Despite the relative cultural monopoly of the capital and the centralized government, the divided geography of the country allowed distinct rural dialects to flourish during the centuries. Such "genuine" dialects were formerly spoken by a vast majority of the population, but have declined much since the 1960s. They still exist in communities out in the countryside, but most speakers in these areas generally speak a regionalized form of Standard Danish, when speaking with one who speaks to them in that same standard.
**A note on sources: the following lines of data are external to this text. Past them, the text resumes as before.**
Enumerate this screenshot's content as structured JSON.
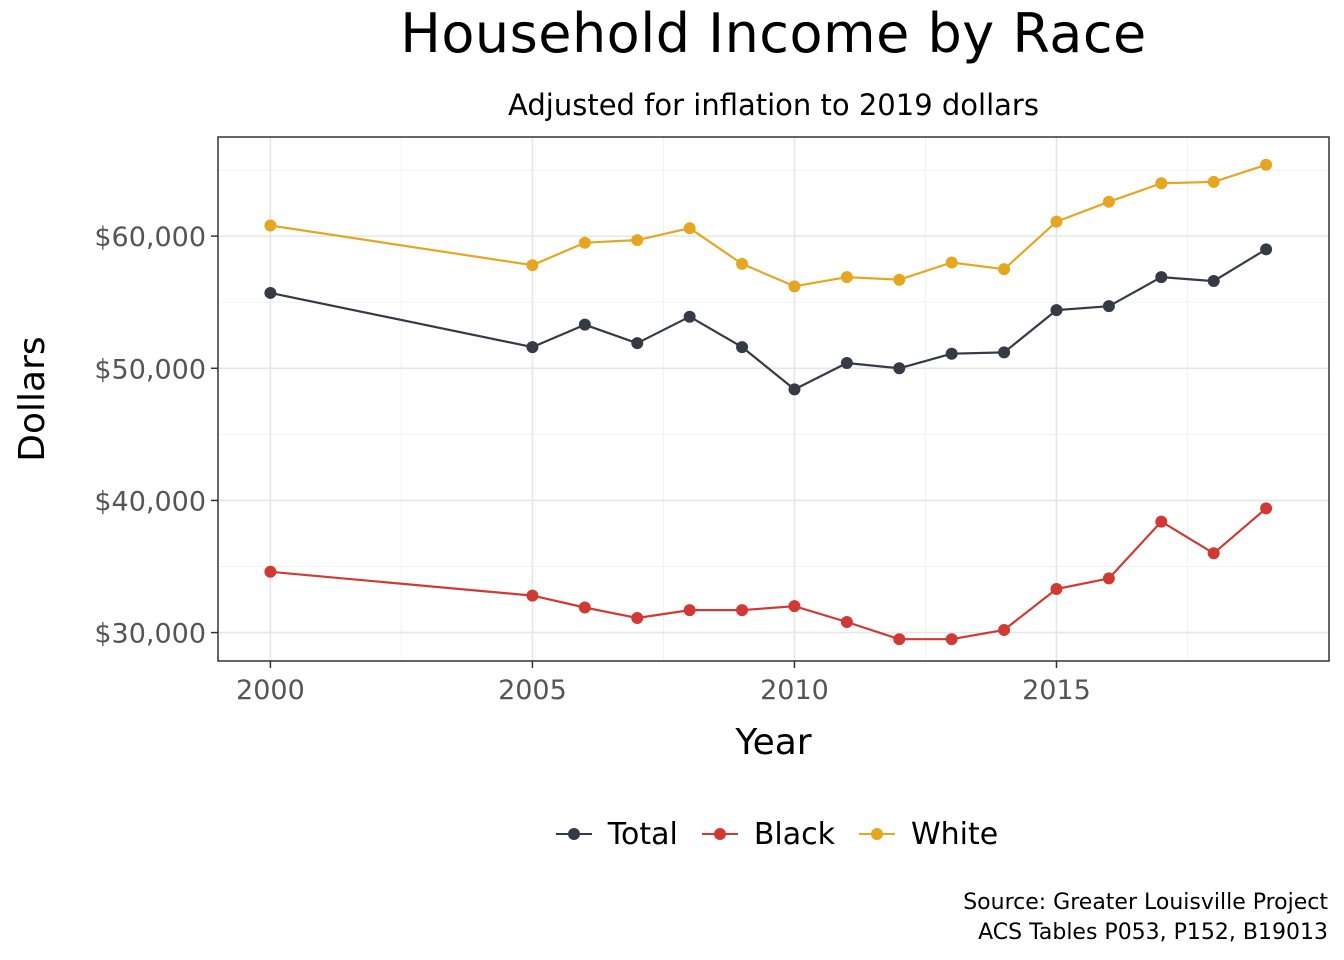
{
  "chart_data": {
    "type": "line",
    "title": "Household Income by Race",
    "subtitle": "Adjusted for inflation to 2019 dollars",
    "xlabel": "Year",
    "ylabel": "Dollars",
    "caption": [
      "Source: Greater Louisville Project",
      "ACS Tables P053, P152, B19013"
    ],
    "x": [
      2000,
      2005,
      2006,
      2007,
      2008,
      2009,
      2010,
      2011,
      2012,
      2013,
      2014,
      2015,
      2016,
      2017,
      2018,
      2019
    ],
    "xlim": [
      1999,
      2020.2
    ],
    "ylim": [
      27850,
      67500
    ],
    "x_ticks": [
      2000,
      2005,
      2010,
      2015
    ],
    "x_tick_labels": [
      "2000",
      "2005",
      "2010",
      "2015"
    ],
    "y_ticks": [
      30000,
      40000,
      50000,
      60000
    ],
    "y_tick_labels": [
      "$30,000",
      "$40,000",
      "$50,000",
      "$60,000"
    ],
    "grid": true,
    "legend_position": "bottom",
    "series": [
      {
        "name": "Total",
        "color": "#353a47",
        "values": [
          55700,
          51600,
          53300,
          51900,
          53900,
          51600,
          48400,
          50400,
          50000,
          51100,
          51200,
          54400,
          54700,
          56900,
          56600,
          59000
        ]
      },
      {
        "name": "Black",
        "color": "#d13a34",
        "values": [
          34600,
          32800,
          31900,
          31100,
          31700,
          31700,
          32000,
          30800,
          29500,
          29500,
          30200,
          33300,
          34100,
          38400,
          36000,
          39400
        ]
      },
      {
        "name": "White",
        "color": "#e7a622",
        "values": [
          60800,
          57800,
          59500,
          59700,
          60600,
          57900,
          56200,
          56900,
          56700,
          58000,
          57500,
          61100,
          62600,
          64000,
          64100,
          65400
        ]
      }
    ]
  }
}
Usually an adaptation of the local dialect to rigsdansk is spoken, though code-switching between the standard-like norm and a distinct dialect is common.
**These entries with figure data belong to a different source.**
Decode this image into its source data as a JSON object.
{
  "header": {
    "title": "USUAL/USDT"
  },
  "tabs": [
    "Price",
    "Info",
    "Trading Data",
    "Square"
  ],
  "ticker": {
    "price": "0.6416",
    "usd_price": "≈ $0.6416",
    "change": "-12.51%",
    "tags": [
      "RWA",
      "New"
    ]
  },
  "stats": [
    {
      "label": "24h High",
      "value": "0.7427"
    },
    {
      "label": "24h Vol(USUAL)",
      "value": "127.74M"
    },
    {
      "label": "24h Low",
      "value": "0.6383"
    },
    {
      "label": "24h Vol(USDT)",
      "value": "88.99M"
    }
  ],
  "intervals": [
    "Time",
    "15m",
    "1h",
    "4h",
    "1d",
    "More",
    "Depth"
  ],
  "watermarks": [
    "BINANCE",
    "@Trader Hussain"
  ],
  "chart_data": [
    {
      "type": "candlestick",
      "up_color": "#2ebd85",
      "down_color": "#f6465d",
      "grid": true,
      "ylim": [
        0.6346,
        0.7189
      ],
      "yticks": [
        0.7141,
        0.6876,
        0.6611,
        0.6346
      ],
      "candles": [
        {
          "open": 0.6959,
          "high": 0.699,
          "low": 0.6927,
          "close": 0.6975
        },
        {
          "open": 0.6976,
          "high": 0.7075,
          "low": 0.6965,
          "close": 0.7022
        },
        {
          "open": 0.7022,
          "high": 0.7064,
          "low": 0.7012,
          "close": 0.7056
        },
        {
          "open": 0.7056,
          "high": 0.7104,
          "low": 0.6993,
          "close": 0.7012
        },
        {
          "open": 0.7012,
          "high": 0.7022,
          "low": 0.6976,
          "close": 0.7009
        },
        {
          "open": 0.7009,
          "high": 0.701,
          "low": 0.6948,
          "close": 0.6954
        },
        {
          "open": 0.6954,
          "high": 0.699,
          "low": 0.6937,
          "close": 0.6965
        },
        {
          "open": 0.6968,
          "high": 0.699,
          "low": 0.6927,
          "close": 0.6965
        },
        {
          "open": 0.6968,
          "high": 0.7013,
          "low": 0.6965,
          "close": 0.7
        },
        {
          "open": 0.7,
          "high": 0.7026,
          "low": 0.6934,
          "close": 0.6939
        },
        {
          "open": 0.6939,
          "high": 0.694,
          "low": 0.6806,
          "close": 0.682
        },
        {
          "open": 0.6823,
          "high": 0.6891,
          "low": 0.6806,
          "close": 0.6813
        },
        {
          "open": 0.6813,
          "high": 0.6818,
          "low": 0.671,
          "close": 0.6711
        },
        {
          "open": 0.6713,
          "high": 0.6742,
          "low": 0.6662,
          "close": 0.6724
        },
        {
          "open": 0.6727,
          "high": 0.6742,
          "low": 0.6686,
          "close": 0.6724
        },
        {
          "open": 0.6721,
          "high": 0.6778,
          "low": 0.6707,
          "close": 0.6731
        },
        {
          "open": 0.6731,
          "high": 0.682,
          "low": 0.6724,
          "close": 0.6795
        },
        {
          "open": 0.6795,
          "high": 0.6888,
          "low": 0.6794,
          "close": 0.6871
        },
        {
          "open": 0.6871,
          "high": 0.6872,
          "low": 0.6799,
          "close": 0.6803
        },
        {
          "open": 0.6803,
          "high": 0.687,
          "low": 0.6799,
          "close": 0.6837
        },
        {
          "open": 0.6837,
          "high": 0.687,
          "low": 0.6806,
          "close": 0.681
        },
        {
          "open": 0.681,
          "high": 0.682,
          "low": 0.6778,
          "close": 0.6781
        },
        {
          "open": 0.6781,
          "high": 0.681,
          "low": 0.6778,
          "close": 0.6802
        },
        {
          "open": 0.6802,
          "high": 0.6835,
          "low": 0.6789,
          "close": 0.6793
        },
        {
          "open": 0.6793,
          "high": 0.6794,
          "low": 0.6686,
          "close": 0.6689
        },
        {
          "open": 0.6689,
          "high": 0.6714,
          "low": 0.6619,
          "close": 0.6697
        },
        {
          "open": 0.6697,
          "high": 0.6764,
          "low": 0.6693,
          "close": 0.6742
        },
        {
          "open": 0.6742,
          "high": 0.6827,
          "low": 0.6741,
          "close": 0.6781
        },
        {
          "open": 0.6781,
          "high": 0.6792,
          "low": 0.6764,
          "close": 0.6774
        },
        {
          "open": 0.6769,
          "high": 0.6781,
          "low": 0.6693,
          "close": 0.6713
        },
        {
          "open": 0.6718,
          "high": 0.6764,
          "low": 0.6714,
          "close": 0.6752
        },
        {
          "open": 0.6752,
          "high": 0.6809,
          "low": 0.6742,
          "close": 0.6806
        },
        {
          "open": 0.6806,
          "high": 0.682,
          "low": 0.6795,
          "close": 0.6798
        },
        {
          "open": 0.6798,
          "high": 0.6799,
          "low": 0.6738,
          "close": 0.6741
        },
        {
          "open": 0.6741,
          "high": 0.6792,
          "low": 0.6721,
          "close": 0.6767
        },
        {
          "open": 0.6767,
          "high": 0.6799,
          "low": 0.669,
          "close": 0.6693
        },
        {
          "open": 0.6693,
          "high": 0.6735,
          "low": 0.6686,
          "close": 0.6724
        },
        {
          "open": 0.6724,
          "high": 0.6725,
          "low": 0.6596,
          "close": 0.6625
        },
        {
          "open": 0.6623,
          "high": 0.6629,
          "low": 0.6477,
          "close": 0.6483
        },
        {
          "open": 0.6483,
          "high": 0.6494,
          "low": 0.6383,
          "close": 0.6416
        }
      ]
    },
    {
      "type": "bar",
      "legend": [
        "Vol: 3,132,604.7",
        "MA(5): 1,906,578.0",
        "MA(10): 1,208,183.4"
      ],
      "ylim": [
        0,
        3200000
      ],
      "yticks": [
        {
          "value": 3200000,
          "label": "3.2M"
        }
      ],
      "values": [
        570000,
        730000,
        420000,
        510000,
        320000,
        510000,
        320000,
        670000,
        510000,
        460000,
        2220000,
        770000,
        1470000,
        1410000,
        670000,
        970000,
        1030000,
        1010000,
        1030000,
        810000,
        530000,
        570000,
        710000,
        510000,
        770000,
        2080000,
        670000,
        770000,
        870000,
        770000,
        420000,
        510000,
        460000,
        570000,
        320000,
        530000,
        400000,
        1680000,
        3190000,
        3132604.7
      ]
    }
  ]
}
Danish is divided into three distinct dialect groups, which are further subdivided in about 30 dialektområder:

  • Insular Danish (ømål), including dialects of the Danish islands of Zealand, Funen, Lolland, Falster, and Møn
  • Jutlandic (jysk), further divided in North, East, West and South Jutlandic
  • Bornholmsk dialect (Bornholmian) the dialect of the island of Bornholm

The term Eastern Danish is occasionally used for Bornholmian, but including the dialects of Scania (particularly in a historical context). The background for this lies in the loss of the originally Danish provinces of Blekinge, Halland and Scania to Sweden in 1658. The island of Bornholm in the Baltic Sea also belongs to this group, but returned to Danish rule in 1660. This means that the spoken language in this part of Sweden is descended from a regional variant of Danish, while the written language used is standard Swedish, which evolved in Uppsala and Stockholm. Similarly, the Norwegian language is classified as a descendant of West Norse, while the written language used by the vast majority in Norway is derived from an older variant of standard Danish. A few generations ago, the classical dialects spoken in the southern Swedish provinces could still be argued to be more Eastern Danish than Swedish, being similar to the dialect of Bornholm. Today, influx of Standard Swedish and Standard Danish vocabulary has generally meant that Scanian and Bornholmian are closer to the modern national standards of their respective host nations than to each other. The Bornholmian dialect has also maintained to this day many ancient features, such as a distinction between three grammatical genders, which the central Insular Danish dialects gave up during the 20th century. Standard Danish has two genders and the definite form of nouns is formed by the use of suffixes, while Western Jutlandic has only one gender and the definite form of nouns uses an article before the noun itself, in the same fashion as West Germanic languages. Today, Standard Danish is most similar to the Insular Danish dialect group.